# Efficient Data Structure for Closest Euclidean Distance

The question is inspired by the following UVa problem: https://onlinejudge.org/index.php?option=onlinejudge&Itemid=99999999&category=18&page=show_problem&problem=1628.

A network of autonomous, battery-powered, data acquisition stations has been installed to monitor the climate in the region of Amazon. An order-dispatch station can initiate transmission of instructions to the control stations so that they change their current parameters. To avoid overloading the battery, each station (including the order-dispatch station) can only transmit to two other stations. The destinataries of a station are the two closest stations. In case of draw, the first criterion is to chose the westernmost (leftmost on the map), and the second criterion is to chose the southernmost (lowest on the map). You are commissioned by Amazon State Government to write a program that decides if, given the localization of each station, messages can reach all stations.

The naive algorithm of course would build a graph with stations as vertices and calculate the edges from a given vertex by searching through all other vertices for the closest two. Then, we could simply run DFS/BFS. Of course, this takes $$O(V^2)$$ time to construct the graph (which does pass the test cases). My question, though, is if we can build the graph any faster with an appropriate data structure. Specifically, given an arbitrary query point $$p$$ and a given set of points $$S$$, can we organize the points in $$S$$ in such a way that we can quickly find the two closest points in $$S$$ to $$p$$ (say, in $$\log V$$ time?).
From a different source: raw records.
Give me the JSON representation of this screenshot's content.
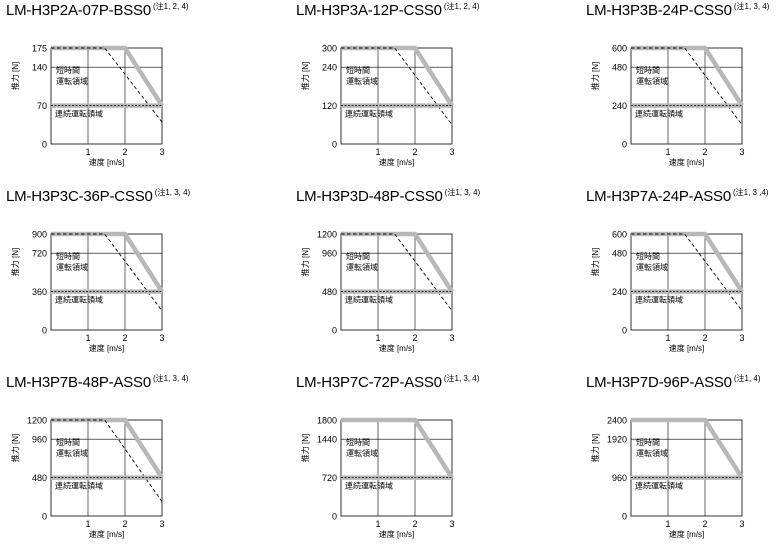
{
  "chart_data": [
    {
      "type": "line",
      "model": "LM-H3P2A-07P-BSS0",
      "note": "(注1, 2, 4)",
      "ylabel": "推力 [N]",
      "xlabel": "速度 [m/s]",
      "xticks": [
        "1",
        "2",
        "3"
      ],
      "yticks": [
        "0",
        "70",
        "140",
        "175"
      ],
      "ymax": 175,
      "xlim": [
        0,
        3
      ],
      "peak_label": [
        "短時間",
        "運転領域"
      ],
      "cont_label": "連続運転領域",
      "series": [
        {
          "style": "solid-gray",
          "x": [
            0,
            2,
            3
          ],
          "y": [
            175,
            175,
            70
          ]
        },
        {
          "style": "dashed",
          "x": [
            0,
            1.45,
            3
          ],
          "y": [
            175,
            175,
            40
          ]
        },
        {
          "style": "continuous",
          "x": [
            0,
            3
          ],
          "y": [
            70,
            70
          ]
        }
      ]
    },
    {
      "type": "line",
      "model": "LM-H3P3A-12P-CSS0",
      "note": "(注1, 2, 4)",
      "ylabel": "推力 [N]",
      "xlabel": "速度 [m/s]",
      "xticks": [
        "1",
        "2",
        "3"
      ],
      "yticks": [
        "0",
        "120",
        "240",
        "300"
      ],
      "ymax": 300,
      "xlim": [
        0,
        3
      ],
      "peak_label": [
        "短時間",
        "運転領域"
      ],
      "cont_label": "連続運転領域",
      "series": [
        {
          "style": "solid-gray",
          "x": [
            0,
            2,
            3
          ],
          "y": [
            300,
            300,
            120
          ]
        },
        {
          "style": "dashed",
          "x": [
            0,
            1.45,
            3
          ],
          "y": [
            300,
            300,
            60
          ]
        },
        {
          "style": "continuous",
          "x": [
            0,
            3
          ],
          "y": [
            120,
            120
          ]
        }
      ]
    },
    {
      "type": "line",
      "model": "LM-H3P3B-24P-CSS0",
      "note": "(注1, 3, 4)",
      "ylabel": "推力 [N]",
      "xlabel": "速度 [m/s]",
      "xticks": [
        "1",
        "2",
        "3"
      ],
      "yticks": [
        "0",
        "240",
        "480",
        "600"
      ],
      "ymax": 600,
      "xlim": [
        0,
        3
      ],
      "peak_label": [
        "短時間",
        "運転領域"
      ],
      "cont_label": "連続運転領域",
      "series": [
        {
          "style": "solid-gray",
          "x": [
            0,
            2,
            3
          ],
          "y": [
            600,
            600,
            240
          ]
        },
        {
          "style": "dashed",
          "x": [
            0,
            1.45,
            3
          ],
          "y": [
            600,
            600,
            120
          ]
        },
        {
          "style": "continuous",
          "x": [
            0,
            3
          ],
          "y": [
            240,
            240
          ]
        }
      ]
    },
    {
      "type": "line",
      "model": "LM-H3P3C-36P-CSS0",
      "note": "(注1, 3, 4)",
      "ylabel": "推力 [N]",
      "xlabel": "速度 [m/s]",
      "xticks": [
        "1",
        "2",
        "3"
      ],
      "yticks": [
        "0",
        "360",
        "720",
        "900"
      ],
      "ymax": 900,
      "xlim": [
        0,
        3
      ],
      "peak_label": [
        "短時間",
        "運転領域"
      ],
      "cont_label": "連続運転領域",
      "series": [
        {
          "style": "solid-gray",
          "x": [
            0,
            2,
            3
          ],
          "y": [
            900,
            900,
            360
          ]
        },
        {
          "style": "dashed",
          "x": [
            0,
            1.45,
            3
          ],
          "y": [
            900,
            900,
            180
          ]
        },
        {
          "style": "continuous",
          "x": [
            0,
            3
          ],
          "y": [
            360,
            360
          ]
        }
      ]
    },
    {
      "type": "line",
      "model": "LM-H3P3D-48P-CSS0",
      "note": "(注1, 3, 4)",
      "ylabel": "推力 [N]",
      "xlabel": "速度 [m/s]",
      "xticks": [
        "1",
        "2",
        "3"
      ],
      "yticks": [
        "0",
        "480",
        "960",
        "1200"
      ],
      "ymax": 1200,
      "xlim": [
        0,
        3
      ],
      "peak_label": [
        "短時間",
        "運転領域"
      ],
      "cont_label": "連続運転領域",
      "series": [
        {
          "style": "solid-gray",
          "x": [
            0,
            2,
            3
          ],
          "y": [
            1200,
            1200,
            480
          ]
        },
        {
          "style": "dashed",
          "x": [
            0,
            1.45,
            3
          ],
          "y": [
            1200,
            1200,
            240
          ]
        },
        {
          "style": "continuous",
          "x": [
            0,
            3
          ],
          "y": [
            480,
            480
          ]
        }
      ]
    },
    {
      "type": "line",
      "model": "LM-H3P7A-24P-ASS0",
      "note": "(注1, 3 ,4)",
      "ylabel": "推力 [N]",
      "xlabel": "速度 [m/s]",
      "xticks": [
        "1",
        "2",
        "3"
      ],
      "yticks": [
        "0",
        "240",
        "480",
        "600"
      ],
      "ymax": 600,
      "xlim": [
        0,
        3
      ],
      "peak_label": [
        "短時間",
        "運転領域"
      ],
      "cont_label": "連続運転領域",
      "series": [
        {
          "style": "solid-gray",
          "x": [
            0,
            2,
            3
          ],
          "y": [
            600,
            600,
            240
          ]
        },
        {
          "style": "dashed",
          "x": [
            0,
            1.45,
            3
          ],
          "y": [
            600,
            600,
            120
          ]
        },
        {
          "style": "continuous",
          "x": [
            0,
            3
          ],
          "y": [
            240,
            240
          ]
        }
      ]
    },
    {
      "type": "line",
      "model": "LM-H3P7B-48P-ASS0",
      "note": "(注1, 3, 4)",
      "ylabel": "推力 [N]",
      "xlabel": "速度 [m/s]",
      "xticks": [
        "1",
        "2",
        "3"
      ],
      "yticks": [
        "0",
        "480",
        "960",
        "1200"
      ],
      "ymax": 1200,
      "xlim": [
        0,
        3
      ],
      "peak_label": [
        "短時間",
        "運転領域"
      ],
      "cont_label": "連続運転領域",
      "series": [
        {
          "style": "solid-gray",
          "x": [
            0,
            2,
            3
          ],
          "y": [
            1200,
            1200,
            480
          ]
        },
        {
          "style": "dashed",
          "x": [
            0,
            1.45,
            3
          ],
          "y": [
            1200,
            1200,
            180
          ]
        },
        {
          "style": "continuous",
          "x": [
            0,
            3
          ],
          "y": [
            480,
            480
          ]
        }
      ]
    },
    {
      "type": "line",
      "model": "LM-H3P7C-72P-ASS0",
      "note": "(注1, 3, 4)",
      "ylabel": "推力 [N]",
      "xlabel": "速度 [m/s]",
      "xticks": [
        "1",
        "2",
        "3"
      ],
      "yticks": [
        "0",
        "720",
        "1440",
        "1800"
      ],
      "ymax": 1800,
      "xlim": [
        0,
        3
      ],
      "peak_label": [
        "短時間",
        "運転領域"
      ],
      "cont_label": "連続運転領域",
      "series": [
        {
          "style": "solid-gray",
          "x": [
            0,
            2,
            3
          ],
          "y": [
            1800,
            1800,
            720
          ]
        },
        {
          "style": "continuous",
          "x": [
            0,
            3
          ],
          "y": [
            720,
            720
          ]
        }
      ]
    },
    {
      "type": "line",
      "model": "LM-H3P7D-96P-ASS0",
      "note": "(注1, 4)",
      "ylabel": "推力 [N]",
      "xlabel": "速度 [m/s]",
      "xticks": [
        "1",
        "2",
        "3"
      ],
      "yticks": [
        "0",
        "960",
        "1920",
        "2400"
      ],
      "ymax": 2400,
      "xlim": [
        0,
        3
      ],
      "peak_label": [
        "短時間",
        "運転領域"
      ],
      "cont_label": "連続運転領域",
      "series": [
        {
          "style": "solid-gray",
          "x": [
            0,
            2,
            3
          ],
          "y": [
            2400,
            2400,
            960
          ]
        },
        {
          "style": "continuous",
          "x": [
            0,
            3
          ],
          "y": [
            960,
            960
          ]
        }
      ]
    }
  ]
}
• What resources did you consult before asking? Please disclose how what you found isn't satisfactory. Jun 1 '20 at 9:43
• Dynamic Voronoi diagram? Jun 1 '20 at 10:22
• @Yuval Filmus That would do it! I would accept an answer stating the same. Jun 1 '20 at 18:18

If I understand this correctly, most spatial indexes could be used.
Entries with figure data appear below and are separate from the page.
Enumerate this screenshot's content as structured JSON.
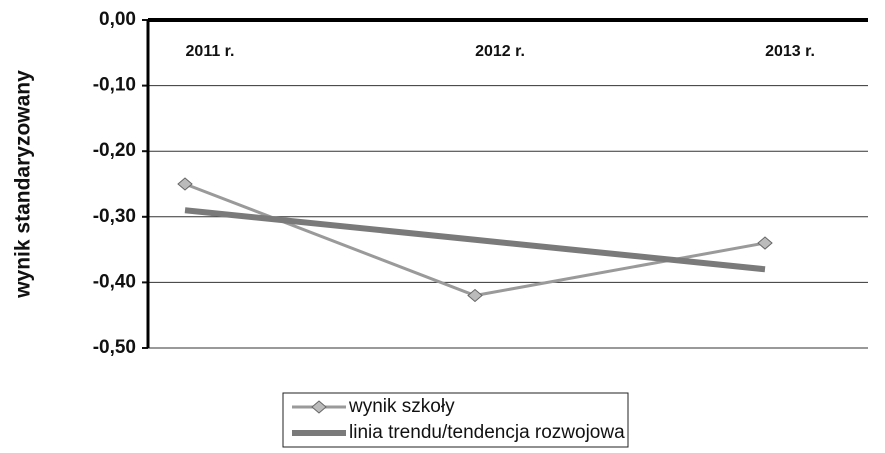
{
  "chart_data": {
    "type": "line",
    "y_label": "wynik standaryzowany",
    "categories": [
      "2011 r.",
      "2012 r.",
      "2013 r."
    ],
    "series": [
      {
        "name": "wynik szkoły",
        "color": "#9a9a9a",
        "values": [
          -0.25,
          -0.42,
          -0.34
        ]
      },
      {
        "name": "linia trendu/tendencja rozwojowa",
        "color": "#7a7a7a",
        "values": [
          -0.29,
          -0.335,
          -0.38
        ]
      }
    ],
    "ylim": [
      -0.5,
      0
    ],
    "yticks": [
      {
        "value": 0,
        "label": "0,00"
      },
      {
        "value": -0.1,
        "label": "-0,10"
      },
      {
        "value": -0.2,
        "label": "-0,20"
      },
      {
        "value": -0.3,
        "label": "-0,30"
      },
      {
        "value": -0.4,
        "label": "-0,40"
      },
      {
        "value": -0.5,
        "label": "-0,50"
      }
    ],
    "grid": true
  }
}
Spatial indexes typically have about $$O(log{V})$$ insertion time and similar lookup time for nearest neighbors. Of course you can create a Voronoi diagram from that, but you can also use the index directly to find the closest neighbors whenever you need them.

For low dimensionality (2D, 3D), The common families of spatial indexes are kd-trees (quite simple and generally good, but tend to have problems with dense clusters of points), quadtrees (a bit harder to implement yourself because numerical precision can be tricky) and R-Tree (hardest to implement, but give best guaranteed performance, especially the R*Tree (R-Star-Tree)).
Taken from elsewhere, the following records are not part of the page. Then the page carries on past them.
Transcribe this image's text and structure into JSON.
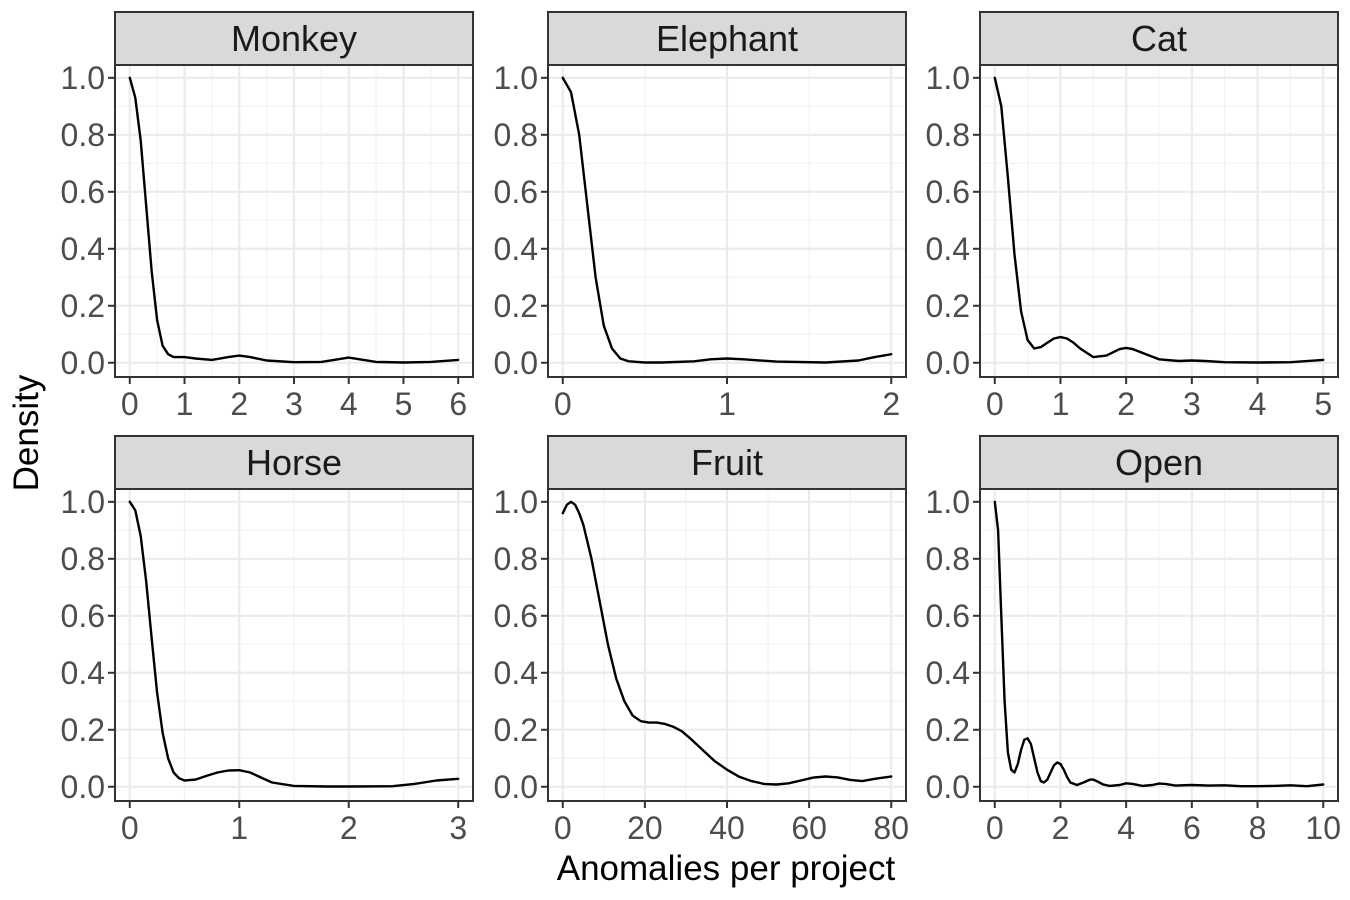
{
  "chart_data": {
    "type": "line",
    "layout": "facet-grid",
    "rows": 2,
    "cols": 3,
    "xlabel": "Anomalies per project",
    "ylabel": "Density",
    "ylim": [
      0,
      1.0
    ],
    "yticks": [
      0.0,
      0.2,
      0.4,
      0.6,
      0.8,
      1.0
    ],
    "ytick_labels": [
      "0.0",
      "0.2",
      "0.4",
      "0.6",
      "0.8",
      "1.0"
    ],
    "grid": true,
    "line_color": "#000000",
    "strip_fill": "#d9d9d9",
    "panels": [
      {
        "title": "Monkey",
        "xlim": [
          0,
          6
        ],
        "xticks": [
          0,
          1,
          2,
          3,
          4,
          5,
          6
        ],
        "xtick_labels": [
          "0",
          "1",
          "2",
          "3",
          "4",
          "5",
          "6"
        ],
        "x": [
          0,
          0.1,
          0.2,
          0.3,
          0.4,
          0.5,
          0.6,
          0.7,
          0.8,
          1.0,
          1.2,
          1.5,
          1.8,
          2.0,
          2.2,
          2.5,
          3.0,
          3.5,
          3.8,
          4.0,
          4.2,
          4.5,
          5.0,
          5.5,
          6.0
        ],
        "y": [
          1.0,
          0.93,
          0.78,
          0.55,
          0.32,
          0.15,
          0.06,
          0.03,
          0.02,
          0.02,
          0.015,
          0.01,
          0.02,
          0.025,
          0.02,
          0.008,
          0.002,
          0.003,
          0.012,
          0.018,
          0.012,
          0.003,
          0.001,
          0.003,
          0.01
        ]
      },
      {
        "title": "Elephant",
        "xlim": [
          0,
          2
        ],
        "xticks": [
          0,
          1,
          2
        ],
        "xtick_labels": [
          "0",
          "1",
          "2"
        ],
        "x": [
          0,
          0.05,
          0.1,
          0.15,
          0.2,
          0.25,
          0.3,
          0.35,
          0.4,
          0.5,
          0.6,
          0.8,
          0.9,
          1.0,
          1.1,
          1.3,
          1.6,
          1.8,
          1.9,
          2.0
        ],
        "y": [
          1.0,
          0.95,
          0.8,
          0.55,
          0.3,
          0.13,
          0.05,
          0.015,
          0.005,
          0.001,
          0.001,
          0.005,
          0.012,
          0.015,
          0.012,
          0.004,
          0.001,
          0.008,
          0.02,
          0.03
        ]
      },
      {
        "title": "Cat",
        "xlim": [
          0,
          5
        ],
        "xticks": [
          0,
          1,
          2,
          3,
          4,
          5
        ],
        "xtick_labels": [
          "0",
          "1",
          "2",
          "3",
          "4",
          "5"
        ],
        "x": [
          0,
          0.1,
          0.2,
          0.3,
          0.4,
          0.5,
          0.6,
          0.7,
          0.8,
          0.9,
          1.0,
          1.1,
          1.2,
          1.3,
          1.5,
          1.7,
          1.9,
          2.0,
          2.1,
          2.3,
          2.5,
          2.8,
          3.0,
          3.2,
          3.5,
          4.0,
          4.5,
          5.0
        ],
        "y": [
          1.0,
          0.9,
          0.65,
          0.38,
          0.18,
          0.08,
          0.05,
          0.055,
          0.07,
          0.085,
          0.09,
          0.085,
          0.07,
          0.05,
          0.02,
          0.025,
          0.048,
          0.052,
          0.048,
          0.03,
          0.012,
          0.006,
          0.008,
          0.006,
          0.002,
          0.001,
          0.002,
          0.01
        ]
      },
      {
        "title": "Horse",
        "xlim": [
          0,
          3
        ],
        "xticks": [
          0,
          1,
          2,
          3
        ],
        "xtick_labels": [
          "0",
          "1",
          "2",
          "3"
        ],
        "x": [
          0,
          0.05,
          0.1,
          0.15,
          0.2,
          0.25,
          0.3,
          0.35,
          0.4,
          0.45,
          0.5,
          0.6,
          0.7,
          0.8,
          0.9,
          1.0,
          1.1,
          1.2,
          1.3,
          1.5,
          1.8,
          2.0,
          2.4,
          2.6,
          2.8,
          3.0
        ],
        "y": [
          1.0,
          0.97,
          0.88,
          0.72,
          0.52,
          0.33,
          0.19,
          0.1,
          0.05,
          0.03,
          0.022,
          0.025,
          0.038,
          0.05,
          0.057,
          0.058,
          0.05,
          0.032,
          0.015,
          0.003,
          0.001,
          0.001,
          0.002,
          0.01,
          0.022,
          0.028
        ]
      },
      {
        "title": "Fruit",
        "xlim": [
          0,
          80
        ],
        "xticks": [
          0,
          20,
          40,
          60,
          80
        ],
        "xtick_labels": [
          "0",
          "20",
          "40",
          "60",
          "80"
        ],
        "x": [
          0,
          1,
          2,
          3,
          4,
          5,
          7,
          9,
          11,
          13,
          15,
          17,
          19,
          21,
          23,
          25,
          27,
          29,
          31,
          34,
          37,
          40,
          43,
          46,
          49,
          52,
          55,
          58,
          61,
          64,
          67,
          70,
          73,
          76,
          80
        ],
        "y": [
          0.96,
          0.99,
          1.0,
          0.99,
          0.96,
          0.92,
          0.8,
          0.65,
          0.5,
          0.38,
          0.3,
          0.25,
          0.23,
          0.225,
          0.225,
          0.22,
          0.21,
          0.195,
          0.17,
          0.13,
          0.09,
          0.06,
          0.035,
          0.02,
          0.01,
          0.008,
          0.012,
          0.022,
          0.032,
          0.036,
          0.033,
          0.024,
          0.02,
          0.028,
          0.036
        ]
      },
      {
        "title": "Open",
        "xlim": [
          0,
          10
        ],
        "xticks": [
          0,
          2,
          4,
          6,
          8,
          10
        ],
        "xtick_labels": [
          "0",
          "2",
          "4",
          "6",
          "8",
          "10"
        ],
        "x": [
          0,
          0.1,
          0.2,
          0.3,
          0.4,
          0.5,
          0.6,
          0.7,
          0.8,
          0.9,
          1.0,
          1.1,
          1.2,
          1.3,
          1.4,
          1.5,
          1.6,
          1.7,
          1.8,
          1.9,
          2.0,
          2.1,
          2.2,
          2.3,
          2.5,
          2.7,
          2.9,
          3.0,
          3.1,
          3.3,
          3.5,
          3.8,
          4.0,
          4.2,
          4.5,
          4.8,
          5.0,
          5.2,
          5.5,
          6.0,
          6.5,
          7.0,
          7.5,
          8.0,
          8.5,
          9.0,
          9.5,
          10.0
        ],
        "y": [
          1.0,
          0.9,
          0.6,
          0.3,
          0.12,
          0.06,
          0.05,
          0.08,
          0.13,
          0.165,
          0.17,
          0.15,
          0.1,
          0.05,
          0.02,
          0.015,
          0.025,
          0.05,
          0.075,
          0.085,
          0.08,
          0.06,
          0.035,
          0.015,
          0.006,
          0.015,
          0.025,
          0.025,
          0.02,
          0.008,
          0.003,
          0.006,
          0.012,
          0.01,
          0.003,
          0.006,
          0.011,
          0.01,
          0.004,
          0.006,
          0.004,
          0.005,
          0.002,
          0.002,
          0.003,
          0.005,
          0.002,
          0.008
        ]
      }
    ]
  }
}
In case you are using C++, have a look at libSpatialIndex or the Boost R-Tree. If you are using Java, have a look at my TinSpIn library.

The technical term for this is "$$k$$ nearest neighbor queries" or "$$k$$-NN queries", with $$k$$ referring to the number of nearest neighbors you want to find.

It seems that the relevant data structure might be a dynamic Voronoi diagram.

Voronoi diagrams are often the answer when a set of points on the plane is involved.

In this case, since the point set is evolving, you want a dynamic version.